My arm went around her shoulders and I hugged her to me. ‘Just don’t want you to build your hopes too high, Pixie,’ I said softly, using the nickname saved for tender moments. ‘So far, I like the place myself, even though the location scares me a little.’

‘It’ll be good for your work, Mike,’ she replied, and there was an endearing earnestness in her voice. ‘It’s what you need, away from all those distractions, those . . .’

She had paused and I said the word for her. ‘Friends.’

‘So-called “friends”. And Gramarye will be so right for me, too. I just know I can work here.’

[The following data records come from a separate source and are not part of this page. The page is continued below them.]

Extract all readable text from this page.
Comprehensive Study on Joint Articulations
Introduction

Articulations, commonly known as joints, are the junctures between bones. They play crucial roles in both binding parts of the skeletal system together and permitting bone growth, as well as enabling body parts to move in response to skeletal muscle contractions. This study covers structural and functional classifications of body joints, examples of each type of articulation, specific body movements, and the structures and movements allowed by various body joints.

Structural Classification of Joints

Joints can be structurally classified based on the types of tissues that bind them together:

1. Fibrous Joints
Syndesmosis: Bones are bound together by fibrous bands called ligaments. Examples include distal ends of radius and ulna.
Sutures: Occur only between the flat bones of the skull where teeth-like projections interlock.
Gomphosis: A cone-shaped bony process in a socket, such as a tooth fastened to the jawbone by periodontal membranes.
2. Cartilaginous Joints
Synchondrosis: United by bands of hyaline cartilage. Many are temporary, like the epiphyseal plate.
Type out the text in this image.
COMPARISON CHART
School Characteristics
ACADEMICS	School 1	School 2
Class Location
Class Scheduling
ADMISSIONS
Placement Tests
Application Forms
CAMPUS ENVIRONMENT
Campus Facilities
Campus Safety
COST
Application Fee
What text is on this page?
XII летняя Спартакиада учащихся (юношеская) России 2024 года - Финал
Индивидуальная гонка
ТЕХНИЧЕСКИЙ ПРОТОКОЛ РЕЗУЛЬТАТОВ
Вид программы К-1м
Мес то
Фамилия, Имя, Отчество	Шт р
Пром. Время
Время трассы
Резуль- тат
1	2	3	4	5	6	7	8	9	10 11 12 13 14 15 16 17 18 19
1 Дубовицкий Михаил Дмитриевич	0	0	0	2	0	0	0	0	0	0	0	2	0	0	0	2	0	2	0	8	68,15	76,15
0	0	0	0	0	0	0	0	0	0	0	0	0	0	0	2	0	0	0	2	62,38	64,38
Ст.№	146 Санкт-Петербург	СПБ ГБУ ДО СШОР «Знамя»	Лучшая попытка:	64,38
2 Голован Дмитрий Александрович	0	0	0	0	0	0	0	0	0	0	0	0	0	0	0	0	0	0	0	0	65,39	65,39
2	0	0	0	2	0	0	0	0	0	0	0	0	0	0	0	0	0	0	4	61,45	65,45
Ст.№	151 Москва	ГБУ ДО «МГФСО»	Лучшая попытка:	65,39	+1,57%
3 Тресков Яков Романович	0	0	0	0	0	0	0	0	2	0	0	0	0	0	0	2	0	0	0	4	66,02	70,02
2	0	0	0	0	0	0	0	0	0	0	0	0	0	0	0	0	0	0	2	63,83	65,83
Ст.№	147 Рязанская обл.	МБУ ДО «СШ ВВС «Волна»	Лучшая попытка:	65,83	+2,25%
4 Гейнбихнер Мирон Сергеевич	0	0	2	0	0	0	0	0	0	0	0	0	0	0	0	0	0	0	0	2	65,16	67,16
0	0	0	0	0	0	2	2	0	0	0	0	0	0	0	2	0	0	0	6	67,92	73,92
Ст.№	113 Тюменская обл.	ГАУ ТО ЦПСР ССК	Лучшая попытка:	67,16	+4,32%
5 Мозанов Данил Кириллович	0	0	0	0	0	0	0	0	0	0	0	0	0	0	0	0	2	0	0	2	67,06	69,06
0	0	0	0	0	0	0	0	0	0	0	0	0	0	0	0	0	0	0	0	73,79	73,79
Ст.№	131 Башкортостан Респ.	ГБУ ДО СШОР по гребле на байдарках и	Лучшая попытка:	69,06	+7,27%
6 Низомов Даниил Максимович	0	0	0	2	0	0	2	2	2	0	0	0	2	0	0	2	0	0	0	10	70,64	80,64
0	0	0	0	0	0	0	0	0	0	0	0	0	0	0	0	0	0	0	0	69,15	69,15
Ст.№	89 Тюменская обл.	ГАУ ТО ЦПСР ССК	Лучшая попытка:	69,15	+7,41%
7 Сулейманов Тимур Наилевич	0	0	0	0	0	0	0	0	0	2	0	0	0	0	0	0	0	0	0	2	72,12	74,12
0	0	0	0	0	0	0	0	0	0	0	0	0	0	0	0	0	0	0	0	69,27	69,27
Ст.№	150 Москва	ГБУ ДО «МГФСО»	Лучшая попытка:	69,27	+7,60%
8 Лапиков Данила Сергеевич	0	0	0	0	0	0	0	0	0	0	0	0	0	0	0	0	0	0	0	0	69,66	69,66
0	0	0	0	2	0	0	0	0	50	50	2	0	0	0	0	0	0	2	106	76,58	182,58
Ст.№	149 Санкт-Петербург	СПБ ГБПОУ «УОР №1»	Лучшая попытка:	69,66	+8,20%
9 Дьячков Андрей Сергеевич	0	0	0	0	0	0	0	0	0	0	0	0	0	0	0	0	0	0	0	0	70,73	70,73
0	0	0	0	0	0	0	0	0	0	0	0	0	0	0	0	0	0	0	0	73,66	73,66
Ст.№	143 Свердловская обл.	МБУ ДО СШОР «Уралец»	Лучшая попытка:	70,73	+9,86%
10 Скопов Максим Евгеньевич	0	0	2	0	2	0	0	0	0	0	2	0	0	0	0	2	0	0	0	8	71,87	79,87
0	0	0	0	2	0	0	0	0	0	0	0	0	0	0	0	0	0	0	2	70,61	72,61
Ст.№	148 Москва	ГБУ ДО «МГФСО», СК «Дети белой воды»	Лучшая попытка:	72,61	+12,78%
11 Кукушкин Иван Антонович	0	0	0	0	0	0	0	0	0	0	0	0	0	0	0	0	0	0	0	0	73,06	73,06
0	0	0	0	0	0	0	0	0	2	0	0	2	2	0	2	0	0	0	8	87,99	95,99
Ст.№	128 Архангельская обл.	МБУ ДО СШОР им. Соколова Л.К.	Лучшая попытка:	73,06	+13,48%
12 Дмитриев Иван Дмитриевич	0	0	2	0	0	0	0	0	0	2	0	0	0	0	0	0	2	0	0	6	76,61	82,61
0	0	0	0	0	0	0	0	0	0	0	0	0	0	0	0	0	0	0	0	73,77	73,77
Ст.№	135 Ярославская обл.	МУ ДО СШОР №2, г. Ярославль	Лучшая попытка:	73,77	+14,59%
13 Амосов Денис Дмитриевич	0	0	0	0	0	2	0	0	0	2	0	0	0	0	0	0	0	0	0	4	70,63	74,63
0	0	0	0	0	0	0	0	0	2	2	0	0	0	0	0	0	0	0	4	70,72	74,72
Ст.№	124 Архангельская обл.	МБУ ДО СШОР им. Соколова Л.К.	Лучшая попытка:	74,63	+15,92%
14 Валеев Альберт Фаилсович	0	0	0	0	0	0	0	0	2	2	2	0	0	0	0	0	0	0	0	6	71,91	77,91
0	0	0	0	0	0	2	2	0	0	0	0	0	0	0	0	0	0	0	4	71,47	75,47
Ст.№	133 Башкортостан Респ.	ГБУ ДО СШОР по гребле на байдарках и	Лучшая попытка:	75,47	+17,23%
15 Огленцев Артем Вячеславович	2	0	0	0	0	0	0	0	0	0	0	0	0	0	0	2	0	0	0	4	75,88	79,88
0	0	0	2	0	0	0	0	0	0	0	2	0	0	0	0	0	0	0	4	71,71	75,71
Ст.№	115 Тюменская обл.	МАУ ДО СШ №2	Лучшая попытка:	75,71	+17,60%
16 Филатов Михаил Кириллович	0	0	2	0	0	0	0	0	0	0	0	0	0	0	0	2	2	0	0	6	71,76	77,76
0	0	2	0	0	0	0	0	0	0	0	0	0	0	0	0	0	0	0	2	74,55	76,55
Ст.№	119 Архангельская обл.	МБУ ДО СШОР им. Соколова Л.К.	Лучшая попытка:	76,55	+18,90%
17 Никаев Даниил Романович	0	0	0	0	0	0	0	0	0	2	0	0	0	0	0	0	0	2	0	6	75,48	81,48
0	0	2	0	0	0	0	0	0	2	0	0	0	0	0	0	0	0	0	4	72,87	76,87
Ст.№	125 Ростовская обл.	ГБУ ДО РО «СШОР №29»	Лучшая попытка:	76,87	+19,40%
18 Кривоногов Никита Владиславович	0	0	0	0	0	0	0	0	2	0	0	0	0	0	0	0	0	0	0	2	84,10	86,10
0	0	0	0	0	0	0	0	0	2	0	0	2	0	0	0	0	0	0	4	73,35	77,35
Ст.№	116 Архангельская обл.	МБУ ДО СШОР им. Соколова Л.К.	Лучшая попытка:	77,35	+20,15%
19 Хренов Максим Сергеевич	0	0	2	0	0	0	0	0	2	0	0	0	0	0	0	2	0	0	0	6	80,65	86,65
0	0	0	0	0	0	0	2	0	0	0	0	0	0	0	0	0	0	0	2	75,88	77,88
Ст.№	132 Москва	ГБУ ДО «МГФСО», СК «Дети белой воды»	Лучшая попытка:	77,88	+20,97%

‘You don’t figure we’ll get lonely?’

She shook her head emphatically. ‘No chance. Not together, Mike, you know that. And have you already forgotten all those times we’ve talked of being away from everybody, somewhere out of reach, with no agents or musicians dropping in or sacking down for the night? Being lonely would be bliss. Anyway, I bet there’s a lively community hereabouts. We’ll soon make new friends, friends of a different kind though, and ones we can keep at a safe distance.’